Human Disease-Drug Network Based on Genomic Expression Profiles

• Published in: PloS one Vol. 4; no. 8; p. e6536
• Main Authors: Hu, Guanghui, Agarwal, Pankaj
• Format: Journal Article
• Language: English
• Published: United States Public Library of Science 06.08.2009; Public Library of Science (PLoS)
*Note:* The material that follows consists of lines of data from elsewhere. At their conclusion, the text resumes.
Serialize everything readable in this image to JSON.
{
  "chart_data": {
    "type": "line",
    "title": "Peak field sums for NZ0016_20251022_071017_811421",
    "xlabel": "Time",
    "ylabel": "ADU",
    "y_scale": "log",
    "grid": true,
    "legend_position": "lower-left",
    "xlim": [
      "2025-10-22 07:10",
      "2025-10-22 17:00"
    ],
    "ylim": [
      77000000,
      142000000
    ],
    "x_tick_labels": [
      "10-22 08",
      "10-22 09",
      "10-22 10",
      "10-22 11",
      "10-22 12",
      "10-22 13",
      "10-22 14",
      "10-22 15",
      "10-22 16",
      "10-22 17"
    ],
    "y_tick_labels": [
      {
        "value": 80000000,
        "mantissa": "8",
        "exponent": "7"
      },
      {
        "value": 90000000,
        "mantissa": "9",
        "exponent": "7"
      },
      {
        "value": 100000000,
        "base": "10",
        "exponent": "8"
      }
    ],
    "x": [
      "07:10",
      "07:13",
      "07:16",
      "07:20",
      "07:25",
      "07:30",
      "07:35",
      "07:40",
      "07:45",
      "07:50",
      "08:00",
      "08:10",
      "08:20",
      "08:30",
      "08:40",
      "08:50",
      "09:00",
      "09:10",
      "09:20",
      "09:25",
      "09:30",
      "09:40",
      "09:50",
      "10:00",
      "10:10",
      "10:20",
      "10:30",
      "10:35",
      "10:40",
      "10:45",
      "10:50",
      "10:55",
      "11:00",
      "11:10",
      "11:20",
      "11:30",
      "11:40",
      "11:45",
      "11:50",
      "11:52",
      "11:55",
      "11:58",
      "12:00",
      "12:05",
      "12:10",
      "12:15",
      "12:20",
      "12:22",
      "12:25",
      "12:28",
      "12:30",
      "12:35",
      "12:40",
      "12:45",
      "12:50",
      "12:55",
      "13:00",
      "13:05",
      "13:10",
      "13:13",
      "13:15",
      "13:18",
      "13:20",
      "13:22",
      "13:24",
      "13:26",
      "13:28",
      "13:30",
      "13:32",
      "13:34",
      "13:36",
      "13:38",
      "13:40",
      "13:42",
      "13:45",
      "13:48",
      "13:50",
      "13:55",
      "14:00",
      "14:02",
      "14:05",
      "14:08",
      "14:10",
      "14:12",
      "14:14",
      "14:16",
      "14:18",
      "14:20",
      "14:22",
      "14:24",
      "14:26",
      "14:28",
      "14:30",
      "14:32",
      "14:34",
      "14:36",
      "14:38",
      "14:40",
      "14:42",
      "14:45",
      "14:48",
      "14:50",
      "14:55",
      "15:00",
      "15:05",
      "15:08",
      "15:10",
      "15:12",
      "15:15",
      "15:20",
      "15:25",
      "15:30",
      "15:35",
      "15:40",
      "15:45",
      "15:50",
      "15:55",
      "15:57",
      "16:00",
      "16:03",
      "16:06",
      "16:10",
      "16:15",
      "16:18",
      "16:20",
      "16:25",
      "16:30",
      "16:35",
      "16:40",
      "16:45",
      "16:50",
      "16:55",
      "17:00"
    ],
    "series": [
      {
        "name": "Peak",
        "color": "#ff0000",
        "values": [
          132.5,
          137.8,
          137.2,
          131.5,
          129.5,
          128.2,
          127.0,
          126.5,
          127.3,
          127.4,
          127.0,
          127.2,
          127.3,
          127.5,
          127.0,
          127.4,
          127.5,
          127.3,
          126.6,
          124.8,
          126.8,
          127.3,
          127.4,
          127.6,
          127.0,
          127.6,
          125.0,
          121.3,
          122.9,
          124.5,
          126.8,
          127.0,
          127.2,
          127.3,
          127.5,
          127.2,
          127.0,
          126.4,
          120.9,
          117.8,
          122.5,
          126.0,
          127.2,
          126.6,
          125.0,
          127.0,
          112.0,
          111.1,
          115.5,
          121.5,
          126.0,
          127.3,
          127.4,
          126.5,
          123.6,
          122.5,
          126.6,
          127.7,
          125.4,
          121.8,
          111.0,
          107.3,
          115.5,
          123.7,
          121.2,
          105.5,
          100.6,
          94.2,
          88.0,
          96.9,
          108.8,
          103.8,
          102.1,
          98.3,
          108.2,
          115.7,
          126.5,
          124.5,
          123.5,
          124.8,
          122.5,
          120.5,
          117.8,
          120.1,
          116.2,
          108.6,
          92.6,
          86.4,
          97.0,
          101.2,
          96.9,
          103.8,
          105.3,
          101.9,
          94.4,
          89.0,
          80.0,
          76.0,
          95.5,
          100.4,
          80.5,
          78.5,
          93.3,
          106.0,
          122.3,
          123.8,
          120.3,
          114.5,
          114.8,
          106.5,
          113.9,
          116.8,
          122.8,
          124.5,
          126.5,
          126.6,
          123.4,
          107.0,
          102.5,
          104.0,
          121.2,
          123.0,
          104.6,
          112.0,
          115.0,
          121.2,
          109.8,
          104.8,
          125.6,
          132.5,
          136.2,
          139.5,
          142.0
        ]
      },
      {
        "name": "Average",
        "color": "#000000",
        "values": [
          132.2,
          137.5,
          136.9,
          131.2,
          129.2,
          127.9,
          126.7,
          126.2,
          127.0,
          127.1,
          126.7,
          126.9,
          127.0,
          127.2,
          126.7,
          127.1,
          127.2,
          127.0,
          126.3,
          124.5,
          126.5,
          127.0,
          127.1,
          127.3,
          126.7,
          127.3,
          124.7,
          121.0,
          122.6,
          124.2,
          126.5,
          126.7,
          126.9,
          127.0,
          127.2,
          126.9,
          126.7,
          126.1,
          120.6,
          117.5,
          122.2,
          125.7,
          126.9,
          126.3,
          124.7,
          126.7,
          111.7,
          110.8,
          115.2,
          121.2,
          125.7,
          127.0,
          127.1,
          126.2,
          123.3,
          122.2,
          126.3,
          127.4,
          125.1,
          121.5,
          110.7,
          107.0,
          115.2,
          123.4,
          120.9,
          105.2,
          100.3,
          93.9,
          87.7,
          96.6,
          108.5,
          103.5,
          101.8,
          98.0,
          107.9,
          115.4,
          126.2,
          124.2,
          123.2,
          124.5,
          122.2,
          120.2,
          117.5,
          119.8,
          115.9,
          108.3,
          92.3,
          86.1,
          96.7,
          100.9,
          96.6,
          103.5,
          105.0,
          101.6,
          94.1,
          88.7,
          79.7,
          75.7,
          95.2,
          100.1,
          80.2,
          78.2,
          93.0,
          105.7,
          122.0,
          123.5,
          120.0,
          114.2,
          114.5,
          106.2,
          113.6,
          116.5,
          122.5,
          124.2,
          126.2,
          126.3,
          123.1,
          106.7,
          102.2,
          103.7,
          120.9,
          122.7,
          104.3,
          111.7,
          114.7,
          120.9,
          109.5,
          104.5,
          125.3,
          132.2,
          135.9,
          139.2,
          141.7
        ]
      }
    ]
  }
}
• Subjects: Apoptosis; Automation; Bipolar disorder; Cancer; Cancer therapies; Carcinogens; Chemotherapy; Cocaine; Computational Biology/Genomics; Crohn's Disease; Databases, Genetic; Datasets; Daunorubicin; Deoxyribonucleic acid; Dermatology; Disease; Diseases; DNA; DNA damage; DNA fragmentation; Drug discovery; Drugs; Gene expression; Gene Expression Profiling; Gene Expression Regulation - drug effects; Genes; Genetic research; Genetics and Genomics/Bioinformatics; Genetics and Genomics/Gene Expression; Genome, Human; Genomes; Genomics; Heart attacks; Hereditary spastic paraplegia; Humans; Huntington's disease; Keratosis; Liver cancer; Lobeline; Metabolites; Methamphetamine; Oligonucleotide Array Sequence Analysis; Pediatrics; Side effects; Squamous cell carcinoma; Studies; Tamoxifen; Target recognition; Type 2 diabetes; United States > US; Pennsylvania
• ISSN: 1932-6203; 1932-6203
• DOI: 10.1371/journal.pone.0006536

Drug repositioning offers the possibility of faster development times and reduced risks in drug discovery. With the rapid development of high-throughput technologies and ever-increasing accumulation of whole genome-level datasets, an increasing number of diseases and drugs can be comprehensively characterized by the changes they induce in gene expression, protein, metabolites and phenotypes. We performed a systematic, large-scale analysis of genomic expression profiles of human diseases and drugs to create a disease-drug network. A network of 170,027 significant interactions was extracted from the approximately 24.5 million comparisons between approximately 7,000 publicly available transcriptomic profiles. The network includes 645 disease-disease, 5,008 disease-drug, and 164,374 drug-drug relationships. At least 60% of the disease-disease pairs were in the same disease area as determined by the Medical Subject Headings (MeSH) disease classification tree. The remaining can drive a molecular level nosology by discovering relationships between seemingly unrelated diseases, such as a connection between bipolar disorder and hereditary spastic paraplegia, and a connection between actinic keratosis and cancer. Among the 5,008 disease-drug links, connections with negative scores suggest new indications for existing drugs, such as the use of some antimalaria drugs for Crohn's disease, and a variety of existing drugs for Huntington's disease; while the positive scoring connections can aid in drug side effect identification, such as tamoxifen's undesired carcinogenic property. From the approximately 37K drug-drug relationships, we discover relationships that aid in target and pathway deconvolution, such as 1) KCNMA1 as a potential molecular target of lobeline, and 2) both apoptotic DNA fragmentation and G2/M DNA damage checkpoint regulation as potential pathway targets of daunorubicin. We have automatically generated thousands of disease and drug expression profiles using GEO datasets, and constructed a large scale disease-drug network for effective and efficient drug repositioning as well as drug target/pathway identification.